For its part, AT&T hopes that’s rock bottom.
The company said in its fourth-quarter earnings report today that it hopes the introduction of “software-based” video services, AT&T TV and HBO Max, will be natural complements to a sales push of fiber-to-the-home (FTTH) services and reverse the company’s failing video fortunes.
Launching nationally in February, AT&T TV is a premium, self-installed, full-bundle pay TV service delivered over the open internet to proprietary Android-TV set-top boxes.
“As we move through this year and we start shifting to AT&T TV, our gross add performance starts to get much stronger,” AT&T COO John Stankey told investment analyst today. “And naturally, when you're able to put AT&T TV, a software-based product with fiber, it's a much more natural combination than a satellite dish and fiber.
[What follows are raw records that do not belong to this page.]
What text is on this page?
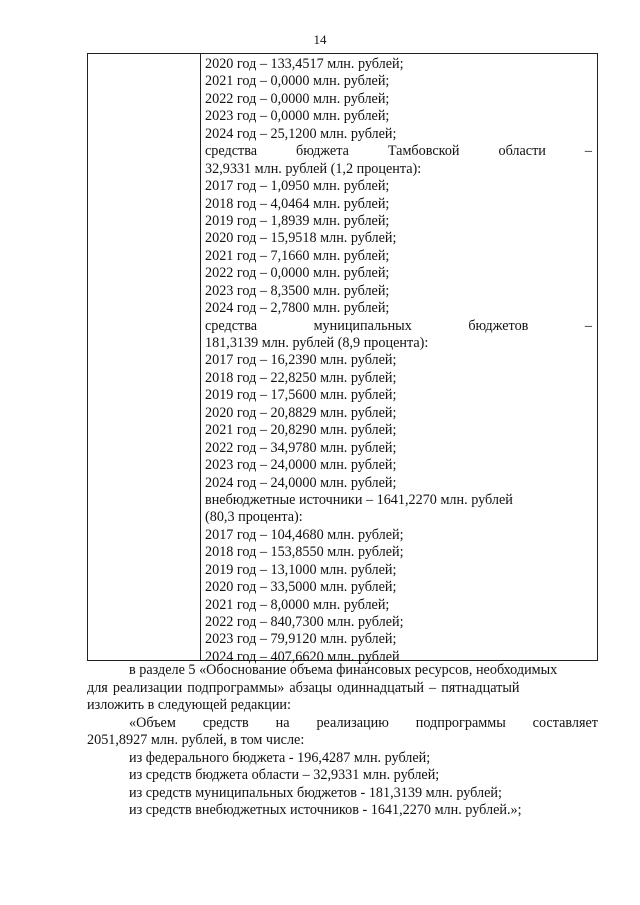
14
2020 год – 133,4517 млн. рублей;
2021 год – 0,0000 млн. рублей;
2022 год – 0,0000 млн. рублей;
2023 год – 0,0000 млн. рублей;
2024 год – 25,1200 млн. рублей;
средства	бюджета	Тамбовской	области	–
32,9331 млн. рублей (1,2 процента):
2017 год – 1,0950 млн. рублей;
2018 год – 4,0464 млн. рублей;
2019 год – 1,8939 млн. рублей;
2020 год – 15,9518 млн. рублей;
2021 год – 7,1660 млн. рублей;
2022 год – 0,0000 млн. рублей;
2023 год – 8,3500 млн. рублей;
2024 год – 2,7800 млн. рублей;
средства	муниципальных	бюджетов	–
181,3139 млн. рублей (8,9 процента):
2017 год – 16,2390 млн. рублей;
2018 год – 22,8250 млн. рублей;
2019 год – 17,5600 млн. рублей;
2020 год – 20,8829 млн. рублей;
2021 год – 20,8290 млн. рублей;
2022 год – 34,9780 млн. рублей;
2023 год – 24,0000 млн. рублей;
2024 год – 24,0000 млн. рублей;
внебюджетные источники – 1641,2270 млн. рублей
(80,3 процента):
2017 год – 104,4680 млн. рублей;
2018 год – 153,8550 млн. рублей;
2019 год – 13,1000 млн. рублей;
2020 год – 33,5000 млн. рублей;
2021 год – 8,0000 млн. рублей;
2022 год – 840,7300 млн. рублей;
2023 год – 79,9120 млн. рублей;
2024 год – 407,6620 млн. рублей
в разделе 5 «Обоснование объема финансовых ресурсов, необходимых
для реализации подпрограммы» абзацы одиннадцатый – пятнадцатый
изложить в следующей редакции:
«Объем средств на реализацию подпрограммы составляет
2051,8927 млн. рублей, в том числе:
из федерального бюджета - 196,4287 млн. рублей;
из средств бюджета области – 32,9331 млн. рублей;
из средств муниципальных бюджетов - 181,3139 млн. рублей;
из средств внебюджетных источников - 1641,2270 млн. рублей.»;
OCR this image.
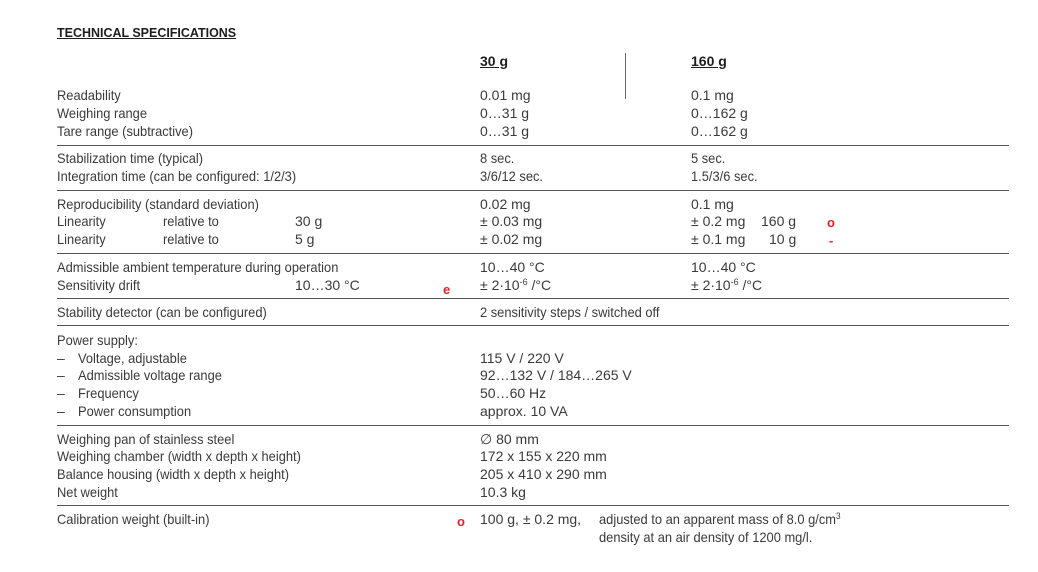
TECHNICAL SPECIFICATIONS
30 g	160 g
Readability	0.01 mg	0.1 mg
Weighing range	0…31 g	0…162 g
Tare range (subtractive)	0…31 g	0…162 g
Stabilization time (typical)	8 sec.	5 sec.
Integration time (can be configured: 1/2/3)	3/6/12 sec.	1.5/3/6 sec.
Reproducibility (standard deviation)	0.02 mg	0.1 mg
Linearity	relative to	30 g	± 0.03 mg	± 0.2 mg 160 g o
Linearity	relative to	5 g	± 0.02 mg	± 0.1 mg 10 g	-
Admissible ambient temperature during operation	10…40 °C	10…40 °C
Sensitivity drift	10…30 °C	$e \pm 2\cdot 10^{-6}$ /°C	± $2\cdot 10^{-6}$ /°C
Stability detector (can be configured)	2 sensitivity steps / switched off
Power supply:
– Voltage, adjustable	115 V / 220 V
– Admissible voltage range	92…132 V / 184…265 V
– Frequency	50…60 Hz
– Power consumption	approx. 10 VA
Weighing pan of stainless steel	∅ 80 mm
Weighing chamber (width x depth x height)	172 x 155 x 220 mm
Balance housing (width x depth x height)	205 x 410 x 290 mm
Net weight	10.3 kg
Calibration weight (built-in)	o 100 g, ± 0.2 mg, adjusted to an apparent mass of 8.0 $g/cm^3$
density at an air density of 1200 mg/l.
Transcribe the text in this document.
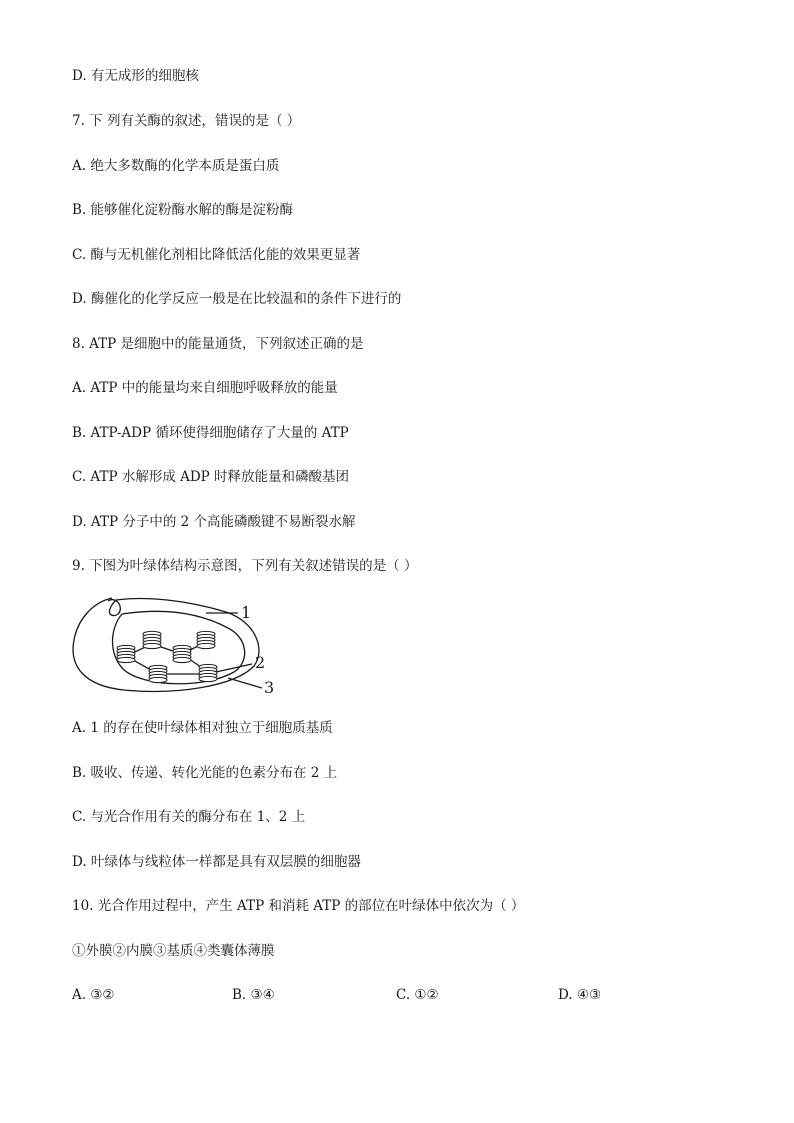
D. 有无成形的细胞核
7. 下 列有关酶的叙述，错误的是（ ）
A. 绝大多数酶的化学本质是蛋白质
B. 能够催化淀粉酶水解的酶是淀粉酶
C. 酶与无机催化剂相比降低活化能的效果更显著
D. 酶催化的化学反应一般是在比较温和的条件下进行的
8. ATP 是细胞中的能量通货，下列叙述正确的是
A. ATP 中的能量均来自细胞呼吸释放的能量
B. ATP-ADP 循环使得细胞储存了大量的 ATP
C. ATP 水解形成 ADP 时释放能量和磷酸基团
D. ATP 分子中的 2 个高能磷酸键不易断裂水解
9. 下图为叶绿体结构示意图，下列有关叙述错误的是（ ）
1
2
3
A. 1 的存在使叶绿体相对独立于细胞质基质
B. 吸收、传递、转化光能的色素分布在 2 上
C. 与光合作用有关的酶分布在 1、2 上
D. 叶绿体与线粒体一样都是具有双层膜的细胞器
10. 光合作用过程中，产生 ATP 和消耗 ATP 的部位在叶绿体中依次为（ ）
①外膜②内膜③基质④类囊体薄膜
A. ③②	B. ③④	C. ①②	D. ④③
And so, as we start to roll out AT&T TV now in markets and we move in, we're going to see much stronger performance on the fiber side.
“When I look at what's happening from an operational performance perspective and what the team is doing on gross add improvements, what we're seeing in churn improvements, the rollout of AT&T TV that really hits its stride in the second quarter in terms of its availability across the customer base,” Stankey added. "We’ll start to see those subscriber trends incrementally improve as those capabilities start to roll into the base. And we'll get to what I just indicated by the time we exit the year."
AT&T said it currently has around 4 million FTTH customers, but it expects to add around 3 million more by 2022.
“This will be a significant lift in market share compared to our traditional performance in our legacy hybrid fiber copper-based footprint,” said AT&T CEO Randall Stephenson, also speaking today during the Q4 earnings call.
HBO Max, a subscription video on demand (SVOD) service being launched in April, is another software-based service that synergies well with the fiber push, AT&T executives said.
With AT&T and its WarnerMedia unit opting to hold back content assets like hit comedy series The Big Bang Theory for HBO Max, instead of licensing them out for immediate licensing cash, current revenue generation has been constrained, AT&T executives admitted today. WarnerMedia posted a 9.5% drop in fourth-quarter operating income to $2.4 billion, largely as a result of investments in HBO Max and the foregone licensing opportunities.
Still, AT&T execs expressed bullishness on HBO Max’s prospects … and a willingness to invest even more into the enterprise.
“It's a product that's going to continue to grow over the coming years,” Stankey said. “And we're going to be looking in the market for opportunities for other content acquisition and the like. And it's entirely possible, we may be opportunistic, or look at something, and we want the management team to have that flexibility to be able to balance those things out. We have subscriber growth coming and things are working well with our strategies. We make it a little heavier on trying to build up subscribers and what we expected.”